The former, 14-year-old machine still accurately counts votes; but, officials say feeding the ballots through the machine can be a problem.

"It had some quirks, if you will....[it was] very, very sensitive to moisture," Hewgley said. "There were several times when it would run well in testing, then we would get to the election itself any maybe have a little bit of problems."

The new machine could help provide results faster.


JUNE 20, 2016: A machine that costs more than $100,000 could help provide faster, accurate elections results in Lincoln County.

With the general election slowing approaching, the Lincoln County Commissioners approved adding the new machine onto the budget for the year in hopes of providing quicker election results and ultimately saving money.

As the demand for early voting ballots increases, the need for a machine that can quickly count those ballots is also growing.

The current, 14-year-old machine still accurately counts votes; but, officials say feeding the ballots through the machine can be a problem.

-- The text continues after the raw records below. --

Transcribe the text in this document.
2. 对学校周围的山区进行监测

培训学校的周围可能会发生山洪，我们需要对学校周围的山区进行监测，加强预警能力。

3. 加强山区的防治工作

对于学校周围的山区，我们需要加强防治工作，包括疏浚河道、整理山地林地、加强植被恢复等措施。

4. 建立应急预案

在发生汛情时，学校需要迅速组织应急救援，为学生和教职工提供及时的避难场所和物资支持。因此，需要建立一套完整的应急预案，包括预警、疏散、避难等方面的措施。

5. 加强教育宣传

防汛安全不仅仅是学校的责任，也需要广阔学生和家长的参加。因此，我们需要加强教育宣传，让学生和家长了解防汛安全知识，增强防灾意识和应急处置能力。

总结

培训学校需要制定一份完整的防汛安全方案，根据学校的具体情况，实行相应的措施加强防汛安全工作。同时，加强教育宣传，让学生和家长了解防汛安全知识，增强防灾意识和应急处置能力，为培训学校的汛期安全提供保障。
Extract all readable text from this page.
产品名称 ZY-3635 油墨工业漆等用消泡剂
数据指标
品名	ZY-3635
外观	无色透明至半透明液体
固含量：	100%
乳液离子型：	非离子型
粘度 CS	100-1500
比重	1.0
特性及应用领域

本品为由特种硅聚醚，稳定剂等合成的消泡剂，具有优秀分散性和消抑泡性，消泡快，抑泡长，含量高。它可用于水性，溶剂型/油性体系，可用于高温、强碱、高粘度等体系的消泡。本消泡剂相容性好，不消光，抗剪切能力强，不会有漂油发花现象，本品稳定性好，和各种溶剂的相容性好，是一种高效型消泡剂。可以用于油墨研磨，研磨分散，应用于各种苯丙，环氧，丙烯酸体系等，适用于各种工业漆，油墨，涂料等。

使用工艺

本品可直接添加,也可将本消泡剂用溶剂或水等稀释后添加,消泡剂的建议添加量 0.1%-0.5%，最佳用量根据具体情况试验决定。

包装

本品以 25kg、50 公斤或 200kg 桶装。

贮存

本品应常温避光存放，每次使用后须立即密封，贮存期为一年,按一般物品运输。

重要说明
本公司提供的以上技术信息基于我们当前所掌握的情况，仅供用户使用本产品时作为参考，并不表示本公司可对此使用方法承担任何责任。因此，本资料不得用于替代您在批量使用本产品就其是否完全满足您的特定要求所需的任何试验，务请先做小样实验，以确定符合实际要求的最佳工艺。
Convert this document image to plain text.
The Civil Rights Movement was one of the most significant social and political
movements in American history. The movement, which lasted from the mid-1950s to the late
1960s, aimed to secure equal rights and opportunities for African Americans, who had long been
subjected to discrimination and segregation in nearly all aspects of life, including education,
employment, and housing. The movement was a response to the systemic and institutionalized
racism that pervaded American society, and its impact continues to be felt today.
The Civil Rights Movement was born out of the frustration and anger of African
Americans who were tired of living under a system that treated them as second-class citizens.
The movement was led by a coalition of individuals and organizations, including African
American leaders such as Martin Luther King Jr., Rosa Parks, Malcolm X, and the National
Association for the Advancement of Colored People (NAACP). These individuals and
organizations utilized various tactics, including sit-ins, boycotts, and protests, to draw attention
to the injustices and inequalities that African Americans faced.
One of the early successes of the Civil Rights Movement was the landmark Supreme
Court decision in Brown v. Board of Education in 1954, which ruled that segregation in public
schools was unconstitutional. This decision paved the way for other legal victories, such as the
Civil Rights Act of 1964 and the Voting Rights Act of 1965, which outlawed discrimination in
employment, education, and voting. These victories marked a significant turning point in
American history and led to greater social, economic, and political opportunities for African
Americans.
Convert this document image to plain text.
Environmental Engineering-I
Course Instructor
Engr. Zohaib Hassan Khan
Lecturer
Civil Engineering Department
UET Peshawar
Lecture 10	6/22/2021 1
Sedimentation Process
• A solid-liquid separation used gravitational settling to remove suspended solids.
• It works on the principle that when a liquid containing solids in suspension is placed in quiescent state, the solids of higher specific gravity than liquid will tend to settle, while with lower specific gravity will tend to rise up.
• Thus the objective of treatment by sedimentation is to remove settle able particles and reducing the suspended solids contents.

Currently sending an early ballot costs $1.52, as the ballots must be sent unfolded and in a flat envelope so that the machine can read the paper without any issues.

"Technology has changed," Rebecca Rossell, the Lincoln County clerk and election commissioner, said. "This new machine will also save a lot of postage. Right now, I have to mail out envelopes to early voters and there's more and more every election. It will save a $1.05 per voter because I'll be able to send the ballots in a regular envelope."

The new machine can easily count wrinkled or folded ballots, so Lincoln County can mail the ballot in regular postage.

In one election season, the county could save a total of about $25,000 in postage.

Lincoln County hopes to have the machine by the fall to be used for the general elections.